Nice problem. Let \(X=\overline{CO_1}\cap\overline{DO_2}\). Since \(\triangle AO_1C\sim\triangle AO_2D\), we know \(A\) is the Miquel point of \(CDO_2O_1\), implying \(AO_1FO_2X\) and \(ACEDX\) are cyclic. Moreover \(\measuredangle XAE=\measuredangle XCE=90^\circ\), so \(\overline{XF}\) is a diameter of \(\omega\). [asy][asy] size(6cm); defaultpen(fontsize(10pt)); pair O1,O2,A,B,C,D,X,EE,F; O1=(-3,0); O2=(9,0); A=(0,4); B=reflect(O1,O2)*A; C=O1+abs(O1-A)*dir(200); D=2*foot(O2,B,C)-B; X=extension(C,O1,D,O2); EE=2*circumcenter(X,C,D)-X; F=2*foot(circumcenter(A,O1,O2),A,EE)-A; draw(A--X,linewidth(.8)); draw(circumcircle(A,C,D),gray+dashed); draw(A--EE,gray+linewidth(.4)); draw(C--X--D,linewidth(.4)); draw(C--EE--D,linewidth(.8)); draw(circumcircle(A,O1,O2),dashed); draw(circle(O1,abs(A-O1))); draw(circle(O2,abs(A-O2))); dot("\(A\)",A,dir(110)); dot("\(B\)",B,dir(-10)); dot("\(C\)",C,W); dot("\(D\)",D,dir(-30)); dot("\(E\)",EE,dir(250)); dot("\(F\)",F,dir(210)); dot("\(X\)",X,dir(75)); dot("\(O_1\)",O1,dir(140)); dot("\(O_2\)",O2,dir(200)); [/asy][/asy] From \(\measuredangle XFE=\measuredangle XFA=\measuredangle XO_1A=\measuredangle CO_1A\) and \(\measuredangle FEX=\measuredangle AEX=\measuredangle ACX=\measuredangle ACO_1\), we have \(\triangle XFE\sim\triangle AO_1C\), and since \(O_1A=O_1C\), we have \(FX=FE\).
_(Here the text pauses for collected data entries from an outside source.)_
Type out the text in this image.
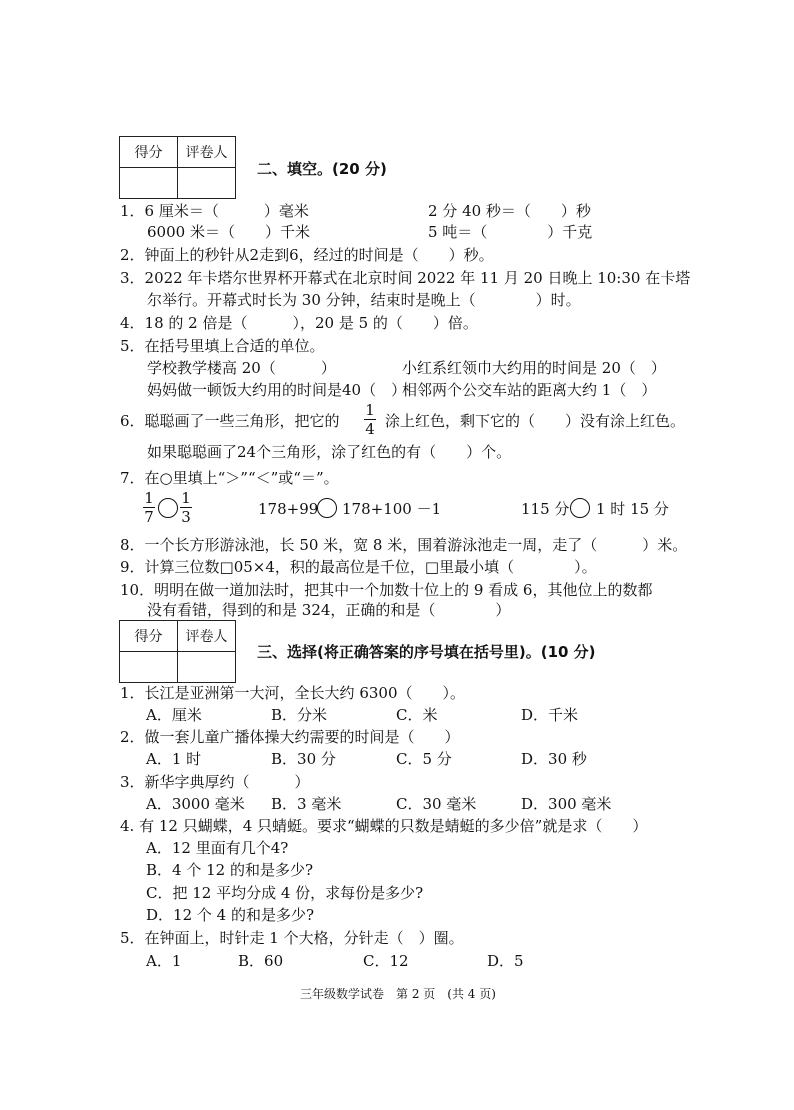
得分	评卷人

二、填空。(20 分)
1．6 厘米＝（　　　）毫米	2 分 40 秒＝（　　）秒
6000 米＝（　　）千米	5 吨＝（　　　　）千克
2．钟面上的秒针从2走到6，经过的时间是（　　）秒。
3．2022 年卡塔尔世界杯开幕式在北京时间 2022 年 11 月 20 日晚上 10:30 在卡塔
尔举行。开幕式时长为 30 分钟，结束时是晚上（　　　　）时。
4．18 的 2 倍是（　　　），20 是 5 的（　　）倍。
5．在括号里填上合适的单位。
学校教学楼高 20（　　　）	小红系红领巾大约用的时间是 20（　）
妈妈做一顿饭大约用的时间是40（　）
相邻两个公交车站的距离大约 1（　）
6．聪聪画了一些三角形，把它的
1
4 涂上红色，剩下它的（　　）没有涂上红色。
如果聪聪画了24个三角形，涂了红色的有（　　）个。
7．在○里填上“＞”“＜”或“＝”。
1
7
1
3	178+99 178+100 －1	115 分 1 时 15 分
8．一个长方形游泳池，长 50 米，宽 8 米，围着游泳池走一周，走了（　　　）米。
9．计算三位数□05×4，积的最高位是千位，□里最小填（　　　　）。
10．明明在做一道加法时，把其中一个加数十位上的 9 看成 6，其他位上的数都
没有看错，得到的和是 324，正确的和是（　　　　）
得分	评卷人

三、选择(将正确答案的序号填在括号里)。(10 分)
1．长江是亚洲第一大河，全长大约 6300（　　）。
A．厘米	B．分米	C．米	D．千米
2．做一套儿童广播体操大约需要的时间是（　　）
A．1 时	B．30 分	C．5 分	D．30 秒
3．新华字典厚约（　　　）
A．3000 毫米 B．3 毫米	C．30 毫米	D．300 毫米
4. 有 12 只蝴蝶，4 只蜻蜓。要求“蝴蝶的只数是蜻蜓的多少倍”就是求（　　）
A．12 里面有几个4?
B．4 个 12 的和是多少?
C．把 12 平均分成 4 份，求每份是多少?
D．12 个 4 的和是多少?
5．在钟面上，时针走 1 个大格，分针走（　）圈。
A．1	B．60	C．12	D．5
三年级数学试卷　第 2 页　(共 4 页)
This is sufficient.

Cute. Let $R=\overline{CO_1}\cap\overline{DO_2}$. Claim: $R$ lies on $(AO_1O_2)$ and on $(CDE)$. Proof. Indeed, $\measuredangle O_1RO_2=\measuredangle O_1CB+\measuredangle BDO_2=\measuredangle O_2BO_1=\measuredangle O_1AO_2$, which yields $R\in (AO_1O_2)$. On top of that $R$ lies on $(ACD)$, as $\measuredangle O_1CA=90^\circ+\measuredangle CBA=\measuredangle O_2DA$. On the other hand, $A$ lies on $(CDE)$, as $\measuredangle ECA=\measuredangle ABC=\measuredangle ABD=\measuredangle ADE$, we conclude that $R\in (CDE)$. $\square$ By the claim, we get that $R$ is the antipode of $F$ wrt $(AO_1O_2)$. Finally, $\measuredangle RFA=\measuredangle RO_1A=2\measuredangle RCA=2\measuredangle REF$, and hence $EF=RF$, we are done.

ptolomey sinus lemma

Solved with Jeffrey Chen and Rich Wang Denote $T = CO_1\cap DO_2$. First, observe that \[\angle CED = \angle O_1CB + \angle O_2DB = \angle O_1BC + \angle O_2BD = 180 - \angle O_1BO_2 = 180- \angle O_1AO_2 = \angle O_1FO_2\]We also have \[\angle AO_1C = 90 - \angle ABC = \angle ABD - 90 = \angle AO_2D\]so $\angle CAD = \angle O_1AO_2 = 180 - \angle CED$, which means $(ECDA)$ is cyclic. Next, observe \[\angle CTD = 180 - \angle TCD - \angle TDC = 180 - \angle CED\]\[\angle O_1TO_2 = 180 - \angle CTD = \angle CED = 180 - \angle CAD = 180 - \angle O_1AO_2\]so $T$ lies on $(ACED)$ and $(AO_1O_2F)$. This means \[\angle FO_2T = \angle FAT = \angle ECT = 90\]so $FT$ is a diameter of $\omega$ and it suffices to show that $FT = EF$, or $2\angle FET = \angle AFT$. However, this is true because \[2\angle FET = 2\angle ACT = \angle AO_1T = \angle AFT\]so we are done.